Muzyka Nostalgii jest zrodzona z tęsknoty, której zawsze towarzyszyła jesienna refleksja. Głęboko wierzę, że podobnie będzie i w tym roku, kiedy po raz pierwszy nie kompozytor, lecz idea „pieśni wspólnej” zatrzyma nas w muzycznym skupieniu podczas jubileuszowej edycji Nostalgia Festival Poznań. Tę wyjątkową atmosferę od początku istnienia Festiwalu tworzymy wspólnie z wytwórnią ECM i jej założycielem Manfredem Eicherem. Szczególna stylistyka muzycznych produkcji ECM inspiruje nas do tworzenia programu.
Nostalgiczna niejednoznaczność, ulotność i tajemnica mają dla mnie niezwykle silne odzwierciedlenie w filmografii Andrieja Tarkowskiego, dzięki któremu kino jest drugim filarem Festiwalu, nie bez powodu zresztą nazwanego tytułem jednego z najpiękniejszych filmów – „Nostalgii” z roku 1983.

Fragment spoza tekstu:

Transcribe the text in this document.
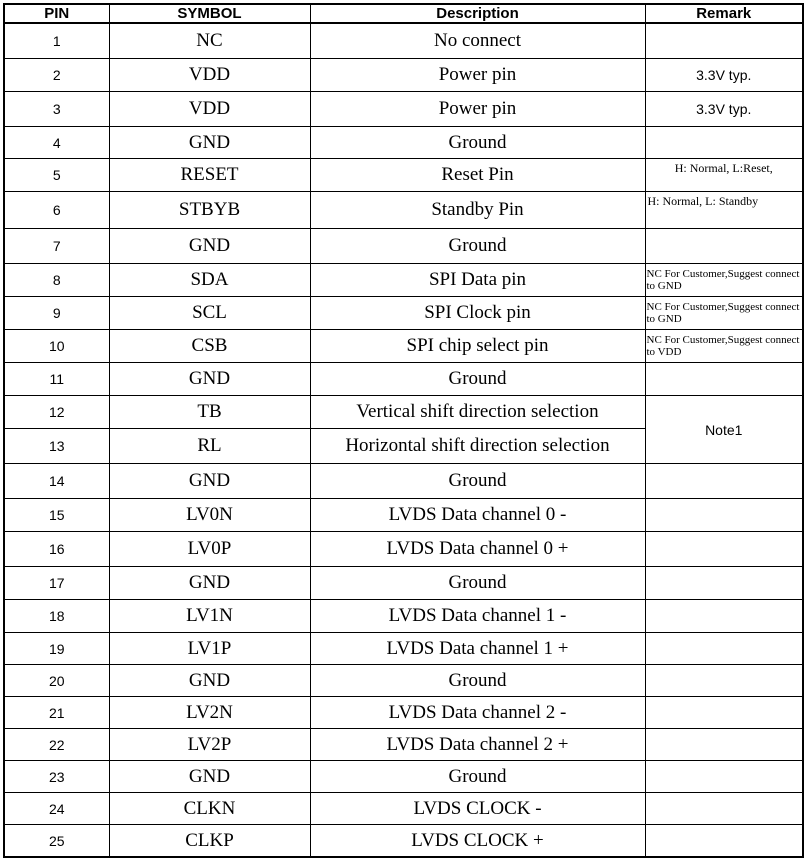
PIN	SYMBOL	Description	Remark
1	NC	No connect	
2	VDD	Power pin	3.3V typ.
3	VDD	Power pin	3.3V typ.
4	GND	Ground	
5	RESET	Reset Pin	H: Normal, L:Reset,
6	STBYB	Standby Pin	H: Normal, L: Standby
7	GND	Ground	
8	SDA	SPI Data pin	NC For Customer,Suggest connect to GND
9	SCL	SPI Clock pin	NC For Customer,Suggest connect to GND
10	CSB	SPI chip select pin	NC For Customer,Suggest connect to VDD
11	GND	Ground	
12	TB	Vertical shift direction selection	Note1
13	RL	Horizontal shift direction selection	
14	GND	Ground	
15	LV0N	LVDS Data channel 0 -	
16	LV0P	LVDS Data channel 0 +	
17	GND	Ground	
18	LV1N	LVDS Data channel 1 -	
19	LV1P	LVDS Data channel 1 +	
20	GND	Ground	
21	LV2N	LVDS Data channel 2 -	
22	LV2P	LVDS Data channel 2 +	
23	GND	Ground	
24	CLKN	LVDS CLOCK -	
25	CLKP	LVDS CLOCK +	
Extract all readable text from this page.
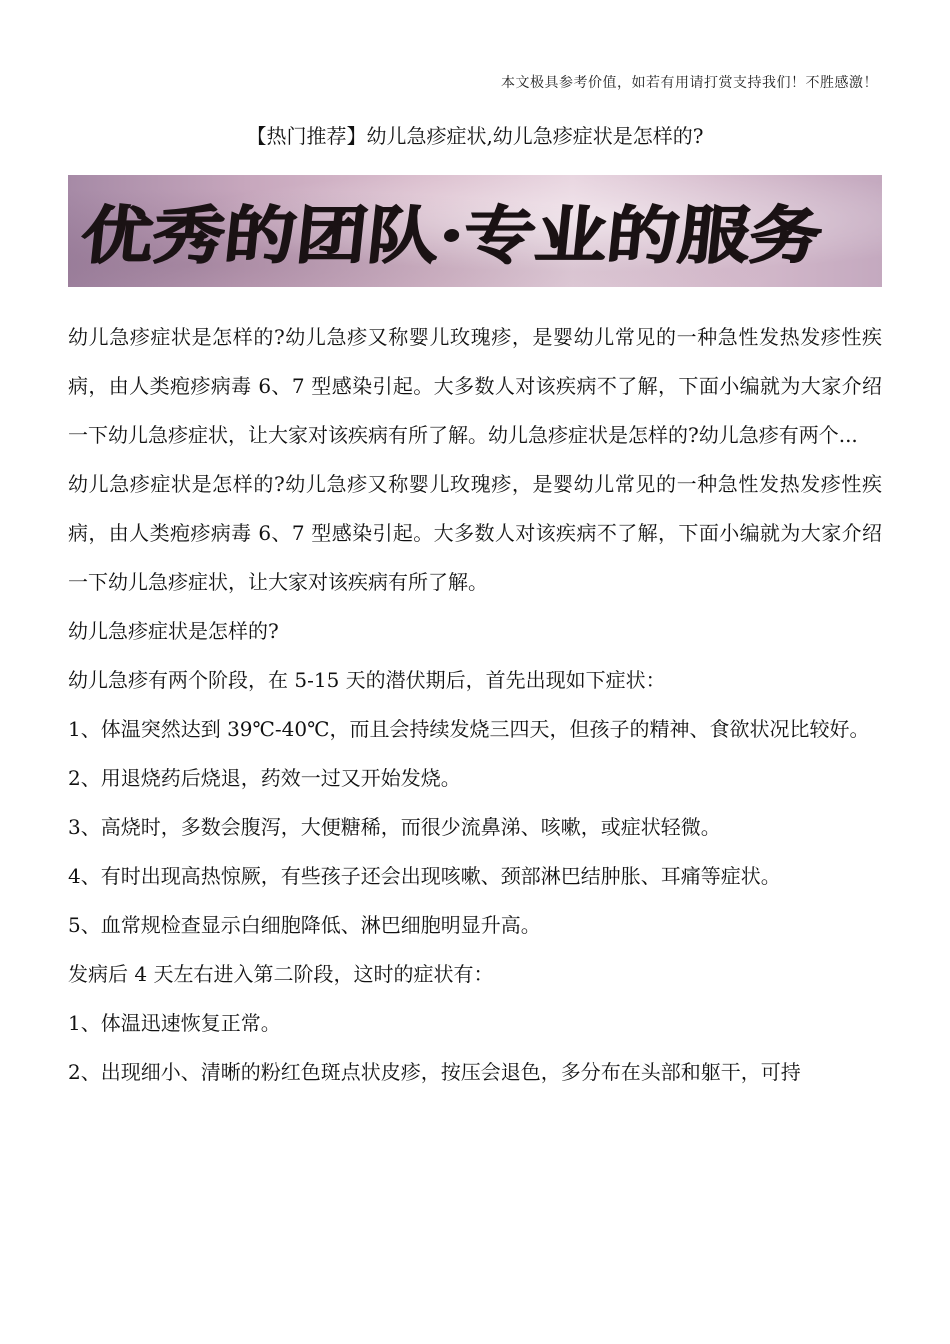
本文极具参考价值，如若有用请打赏支持我们！不胜感激！
【热门推荐】幼儿急疹症状,幼儿急疹症状是怎样的?
优秀的团队·专业的服务

幼儿急疹症状是怎样的?幼儿急疹又称婴儿玫瑰疹，是婴幼儿常见的一种急性发热发疹性疾病，由人类疱疹病毒 6、7 型感染引起。大多数人对该疾病不了解，下面小编就为大家介绍一下幼儿急疹症状，让大家对该疾病有所了解。幼儿急疹症状是怎样的?幼儿急疹有两个...

幼儿急疹症状是怎样的?幼儿急疹又称婴儿玫瑰疹，是婴幼儿常见的一种急性发热发疹性疾病，由人类疱疹病毒 6、7 型感染引起。大多数人对该疾病不了解，下面小编就为大家介绍一下幼儿急疹症状，让大家对该疾病有所了解。

幼儿急疹症状是怎样的?

幼儿急疹有两个阶段，在 5-15 天的潜伏期后，首先出现如下症状：

1、体温突然达到 39℃-40℃，而且会持续发烧三四天，但孩子的精神、食欲状况比较好。

2、用退烧药后烧退，药效一过又开始发烧。

3、高烧时，多数会腹泻，大便糖稀，而很少流鼻涕、咳嗽，或症状轻微。

4、有时出现高热惊厥，有些孩子还会出现咳嗽、颈部淋巴结肿胀、耳痛等症状。

5、血常规检查显示白细胞降低、淋巴细胞明显升高。

发病后 4 天左右进入第二阶段，这时的症状有：

1、体温迅速恢复正常。

2、出现细小、清晰的粉红色斑点状皮疹，按压会退色，多分布在头部和躯干，可持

Wciągające i wibrujące dźwięki Amores Pasados – albumu poświęconego pieśni renesansowej we współczesnych aranżacjach oraz zupełnie nowym utworom, utrzymującym stylistykę XV i XVI wieku, skomponowanym przez Johna Pottera, Johna Paul Jonesa, basisty Led Zeppelin, Tony’ego Banksa, klawiszowca Genesis, i Stinga – uruchomiły we mnie potrzebę odkrycia pieśni i festiwalu Nostalgia na nowo. „Pieśń wspólna” zrodziła się z pragnienia dotarcia do esencji śpiewu – prawdziwej energii, która powstaje między ludźmi, kiedy spotykają się i jednoczą w muzyce. Jest w tej śpiewanej wspólnie pieśni ponadczasowy autentyzm, wypływający z potrzeby chwili, serca i ducha.

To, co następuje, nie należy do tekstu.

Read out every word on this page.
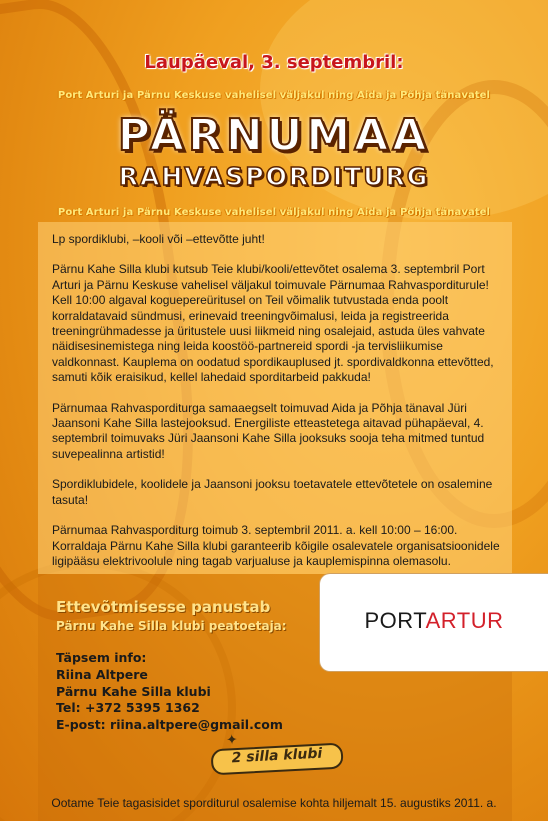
Laupäeval, 3. septembril:
Port Arturi ja Pärnu Keskuse vahelisel väljakul ning Aida ja Põhja tänavatel
PÄRNUMAA
RAHVASPORDITURG
Port Arturi ja Pärnu Keskuse vahelisel väljakul ning Aida ja Põhja tänavatel

Lp spordiklubi, –kooli või –ettevõtte juht!

Pärnu Kahe Silla klubi kutsub Teie klubi/kooli/ettevõtet osalema 3. septembril Port Arturi ja Pärnu Keskuse vahelisel väljakul toimuvale Pärnumaa Rahvasporditurule! Kell 10:00 algaval koguepereüritusel on Teil võimalik tutvustada enda poolt korraldatavaid sündmusi, erinevaid treeningvõimalusi, leida ja registreerida treeningrühmadesse ja üritustele uusi liikmeid ning osalejaid, astuda üles vahvate näidisesinemistega ning leida koostöö-partnereid spordi -ja tervisliikumise valdkonnast. Kauplema on oodatud spordikauplused jt. spordivaldkonna ettevõtted, samuti kõik eraisikud, kellel lahedaid sporditarbeid pakkuda!

Pärnumaa Rahvasporditurga samaaegselt toimuvad Aida ja Põhja tänaval Jüri Jaansoni Kahe Silla lastejooksud. Energiliste etteastetega aitavad pühapäeval, 4. septembril toimuvaks Jüri Jaansoni Kahe Silla jooksuks sooja teha mitmed tuntud suvepealinna artistid!

Spordiklubidele, koolidele ja Jaansoni jooksu toetavatele ettevõtetele on osalemine tasuta!

Pärnumaa Rahvasporditurg toimub 3. septembril 2011. a. kell 10:00 – 16:00. Korraldaja Pärnu Kahe Silla klubi garanteerib kõigile osalevatele organisatsioonidele ligipääsu elektrivoolule ning tagab varjualuse ja kauplemispinna olemasolu.

Ettevõtmisesse panustab
Pärnu Kahe Silla klubi peatoetaja:
Täpsem info:
Riina Altpere
Pärnu Kahe Silla klubi
Tel: +372 5395 1362
E-post: riina.altpere@gmail.com
PORTARTUR
✦
2 silla klubi
Ootame Teie tagasisidet sporditurul osalemise kohta hiljemalt 15. augustiks 2011. a.
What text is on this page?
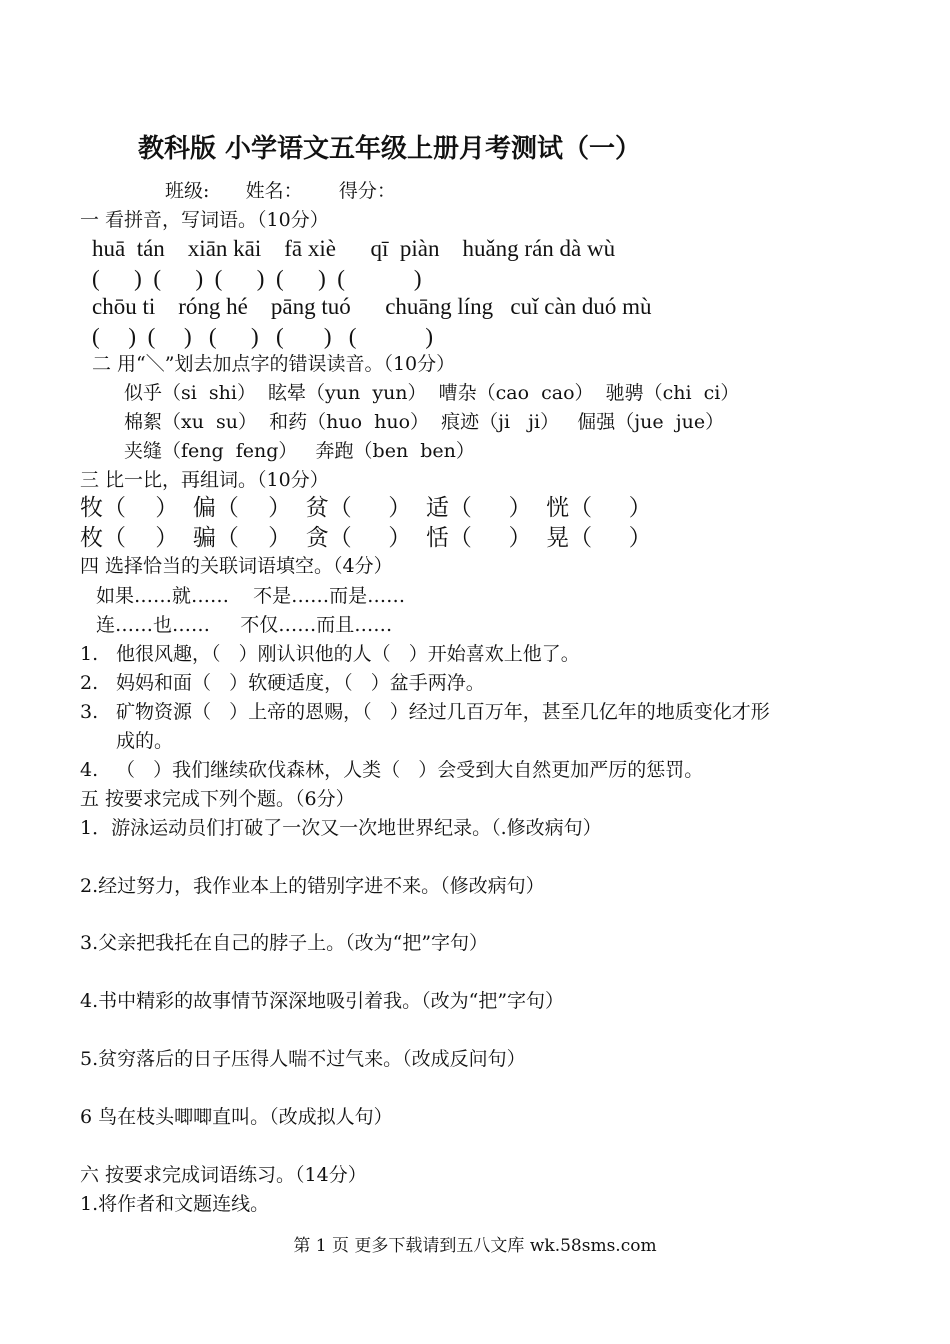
教科版 小学语文五年级上册月考测试（一）
班级:      姓名：      得分：
一 看拼音，写词语。（10分）
huā  tán    xiān kāi    fā xiè      qī  piàn    huǎng rán dà wù
(      )  (      )  (      )  (      )  (            )
chōu ti    róng hé    pāng tuó      chuāng líng   cuǐ càn duó mù
(     )  (     )   (      )   (       )   (            )
二 用“＼”划去加点字的错误读音。（10分）
似乎（si  shi）  眩晕（yun  yun）  嘈杂（cao  cao）  驰骋（chi  ci）
棉絮（xu  su）  和药（huo  huo）  痕迹（ji   ji）   倔强（jue  jue）
夹缝（feng  feng）   奔跑（ben  ben）
三 比一比，再组词。（10分）
牧（    ）  偏（    ）  贫（     ）  适（     ）  恍（     ）
枚（    ）  骗（    ）  贪（     ）  恬（     ）  晃（     ）
四 选择恰当的关联词语填空。（4分）
如果……就……    不是……而是……
连……也……     不仅……而且……
1. 他很风趣，（   ）刚认识他的人（   ）开始喜欢上他了。
2. 妈妈和面（   ）软硬适度，（   ）盆手两净。
3. 矿物资源（   ）上帝的恩赐，（   ）经过几百万年，甚至几亿年的地质变化才形
成的。
4. （   ）我们继续砍伐森林，人类（   ）会受到大自然更加严厉的惩罚。
五 按要求完成下列个题。（6分）
1．游泳运动员们打破了一次又一次地世界纪录。（.修改病句）
2.经过努力，我作业本上的错别字进不来。（修改病句）
3.父亲把我托在自己的脖子上。（改为“把”字句）
4.书中精彩的故事情节深深地吸引着我。（改为“把”字句）
5.贫穷落后的日子压得人喘不过气来。（改成反问句）
6 鸟在枝头唧唧直叫。（改成拟人句）
六 按要求完成词语练习。（14分）
1.将作者和文题连线。
第 1 页 更多下载请到五八文库 wk.58sms.com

To śpiew wyzwala w nas inne uczucia niż mowa, stajemy się piękniejsi dzięki dźwiękom i wysiłkowi, który pozwala nam poznać innych. Podczas Nostalgii chciałbym więc przypomnieć o istocie śpiewu i prawdziwych relacji. Powracamy więc do renesansowych brzmień z Alternative History, żeby później przenieść się do zupełnie nowego projektu – Bardo, czyli duetu Barbary Kingi Majewskiej i Bartłomieja Wąsika. Doświadczenie pianisty i operowej śpiewaczki w połączeniu z inspiracjami muzyką współczesną tworzy świeżą jakość, którą premierowo artyści zaprezentują właśnie podczas Nostalgii. Do podobnego zderzenia dochodzi u Pawła Mykietyna, w prezentacji jego Sonetów Szekspira i Wyliczanki. Utwory te dzieli 17 lat i to, co w muzyce Mykietyna wydarzyło się przez ten czas, wyzwala kosmos znaczeń, który chcemy wyśpiewać na Festiwalu wspólnie z zaproszonymi artystami.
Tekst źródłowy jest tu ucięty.